To give you an example of how reliable a system that meets Five Nines of availability is, if you were to calculate the downtime for a service that is agreed to be up 24 hours a day, 7 days a week, the total unplanned outage time over the course of a year would need to be less than 5 minutes and 15 seconds. That is seriously expensive to do.
Some organizations don’t allow for even a single moment of downtime because their systems are so heavily relied upon. They go to extreme measures to ensure the highest availability that money can buy. I know of one organization that claims it loses a million dollars in revenue for every minute their most critical system goes down. That company is American Express, and the system would be their credit card transaction processing service.

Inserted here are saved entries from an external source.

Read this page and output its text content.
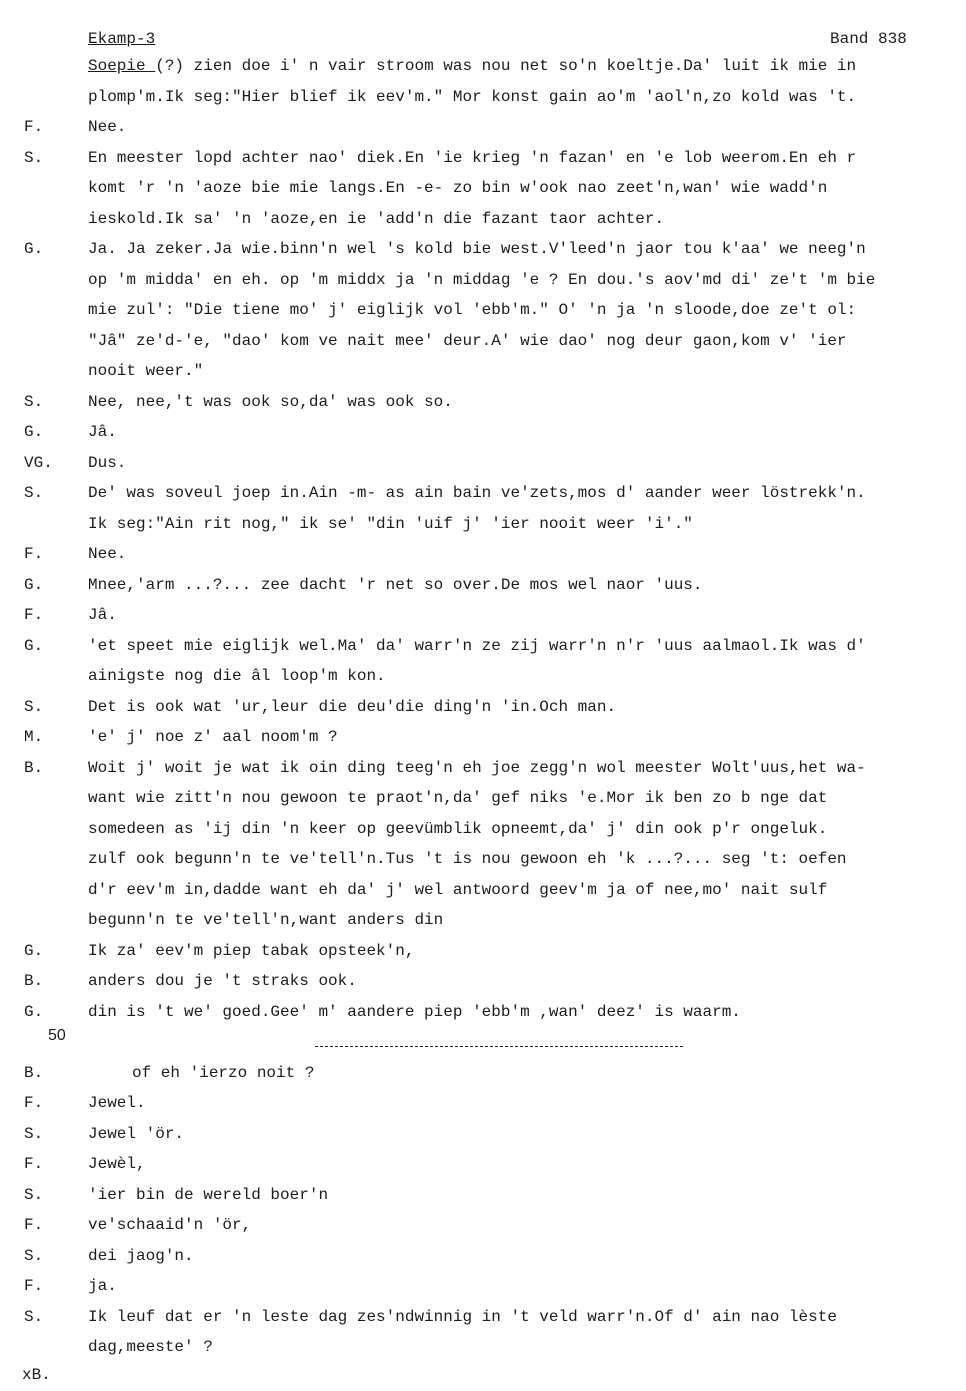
Ekamp-3	Band 838
Soepie (?) zien doe i' n vair stroom was nou net so'n koeltje.Da' luit ik mie in
plomp'm.Ik seg:"Hier blief ik eev'm." Mor konst gain ao'm 'aol'n,zo kold was 't.
F.	Nee.
S.	En meester lopd achter nao' diek.En 'ie krieg 'n fazan' en 'e lob weerom.En eh r
komt 'r 'n 'aoze bie mie langs.En -e- zo bin w'ook nao zeet'n,wan' wie wadd'n
ieskold.Ik sa' 'n 'aoze,en ie 'add'n die fazant taor achter.
G.	Ja. Ja zeker.Ja wie.binn'n wel 's kold bie west.V'leed'n jaor tou k'aa' we neeg'n
op 'm midda' en eh. op 'm middx ja 'n middag 'e ? En dou.'s aov'md di' ze't 'm bie
mie zul': "Die tiene mo' j' eiglijk vol 'ebb'm." O' 'n ja 'n sloode,doe ze't ol:
"Jâ" ze'd-'e, "dao' kom ve nait mee' deur.A' wie dao' nog deur gaon,kom v' 'ier
nooit weer."
S.	Nee, nee,'t was ook so,da' was ook so.
G.	Jâ.
VG. Dus.
S.	De' was soveul joep in.Ain -m- as ain bain ve'zets,mos d' aander weer löstrekk'n.
Ik seg:"Ain rit nog," ik se' "din 'uif j' 'ier nooit weer 'i'."
F.	Nee.
G.	Mnee,'arm ...?... zee dacht 'r net so over.De mos wel naor 'uus.
F.	Jâ.
G.	'et speet mie eiglijk wel.Ma' da' warr'n ze zij warr'n n'r 'uus aalmaol.Ik was d'
ainigste nog die âl loop'm kon.
S.	Det is ook wat 'ur,leur die deu'die ding'n 'in.Och man.
M.	'e' j' noe z' aal noom'm ?
B.	Woit j' woit je wat ik oin ding teeg'n eh joe zegg'n wol meester Wolt'uus,het wa-
want wie zitt'n nou gewoon te praot'n,da' gef niks 'e.Mor ik ben zo b nge dat
somedeen as 'ij din 'n keer op geevümblik opneemt,da' j' din ook p'r ongeluk.
zulf ook begunn'n te ve'tell'n.Tus 't is nou gewoon eh 'k ...?... seg 't: oefen
d'r eev'm in,dadde want eh da' j' wel antwoord geev'm ja of nee,mo' nait sulf
begunn'n te ve'tell'n,want anders din
G.	Ik za' eev'm piep tabak opsteek'n,
B.	anders dou je 't straks ook.
G.	din is 't we' goed.Gee' m' aandere piep 'ebb'm ,wan' deez' is waarm.
B.	of eh 'ierzo noit ?
F.	Jewel.
S.	Jewel 'ör.
F.	Jewèl,
S.	'ier bin de wereld boer'n
F.	ve'schaaid'n 'ör,
S.	dei jaog'n.
F.	ja.
S.	Ik leuf dat er 'n leste dag zes'ndwinnig in 't veld warr'n.Of d' ain nao lèste
dag,meeste' ?
50
xB.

Fortunately, most of us don’t work for companies that have such stringent standards for high availability, but that doesn’t mean we don’t feel the heat when the services do fail.
ITIL teaches us that there are two aspects we need to measure when addressing the business’ requirements:
- Availability or Uptime – Typically expressed as a % of time (e.g., “We were up 99.5% of the agreed service time!”)
- Reliability or Frequency of Outage – Rarely measured or even mentioned in the Service Level documentation
And the sad thing is – users care more about Reliability. Let’s look at two examples. Let’s assume that we have an agreed service time over the course of a month of 43,200 minutes (30*24*60).
In January we had 2 outages:
- 1/15 – Down for 24 minutes
- 1/22 – Down for 36 minutes
In February we had 10 outages:
- 2/3 – Down for 4 minutes
- 2/5 – Down for 8 minutes
- 2/7 – Down for 6 minutes
- 2/12 – Down for 2 minutes
- 2/15 – Down for 9 minutes
- 2/20 – Down for 8 minutes
- 2/22 – Down for 5 minutes
- 2/24 – Down for 3 minutes
- 2/26 – Down for 9 minutes
- 2/28 – Down for 6 minutes
The Availability calculations for the two months are exactly equal: 99.861% Uptime.
But the Reliability for the two months is dramatically different: 2 outages vs 10 outages.
Which month do you think would most upset the users?
- January User: Well, there were a couple of outages this month, but life went on.
- February User: G@#DA&M, MOTHER#$$^ING COMPUTER DEPARTMENT SUCKS! I WILL KILL YOU ALL! YOU SHOULD ALL BE FIRED YOU INCOMPETANT BAS%#RDS!
Yet for some reason we only measure and report on the aspect that is of lower importance to the users. Interesting.